En attente du printemps
Depuis toujours, les saisons ont marqué ma vie plus que je ne l’aurais cru. Quand j’étais enfant, je passais beaucoup de temps dehors, à observer ce qui changeait autour de moi. L’hiver me paraissait long, mais je guettais le moindre signe qui annonçait le retour des beaux jours : un oiseau qui chantait un peu trop tôt, une odeur d’herbe humide, une lumière différente le matin.
Je me souviens aussi de cette impatience que j’avais, presque physique, quand j’attendais les premières cerises ou le retour des mésanges. C’était ma manière à moi de mesurer le temps. Les adultes trouvaient ça inutile ou naïf, mais pour moi, c’était important. Ça me donnait l’impression que quelque chose avançait, même quand ma vie restait immobile.
En grandissant, j’ai gardé cette habitude. Je continue d’observer les détails, de chercher des signes, de m’accrocher à ces petites choses qui me rassurent. Peut-être parce que les saisons, elles, ne mentent pas. Elles reviennent toujours, même après les périodes difficiles.

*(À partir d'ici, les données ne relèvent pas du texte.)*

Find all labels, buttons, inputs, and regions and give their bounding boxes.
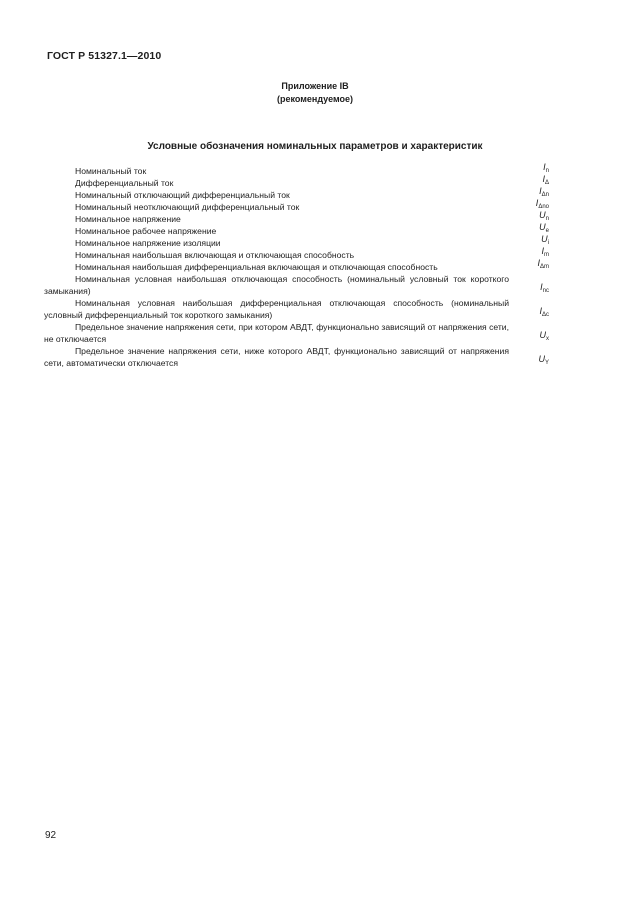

Aujourd’hui, écrire m’aide à mettre des mots sur tout ça. Sur ce que j’ai vécu, sur ce que je ressens encore. Je ne cherche pas à faire beau ou compliqué : juste à dire les choses comme je les ai traversées. Je me reconnais le mieux dans ces moments simples .
Les saisons sont une période particulière. L’hiver est long et triste, mais quand les bourgeons apparaissent, tout devient plus simple, plus fluide, comme un livre que l’on écrit au fil des jours. L’inspiration vient petit à petit ; il ne sert à rien de la chercher ou de l’attendre. Elle finit toujours par surgir, comme le printemps qui remplace l’hiver.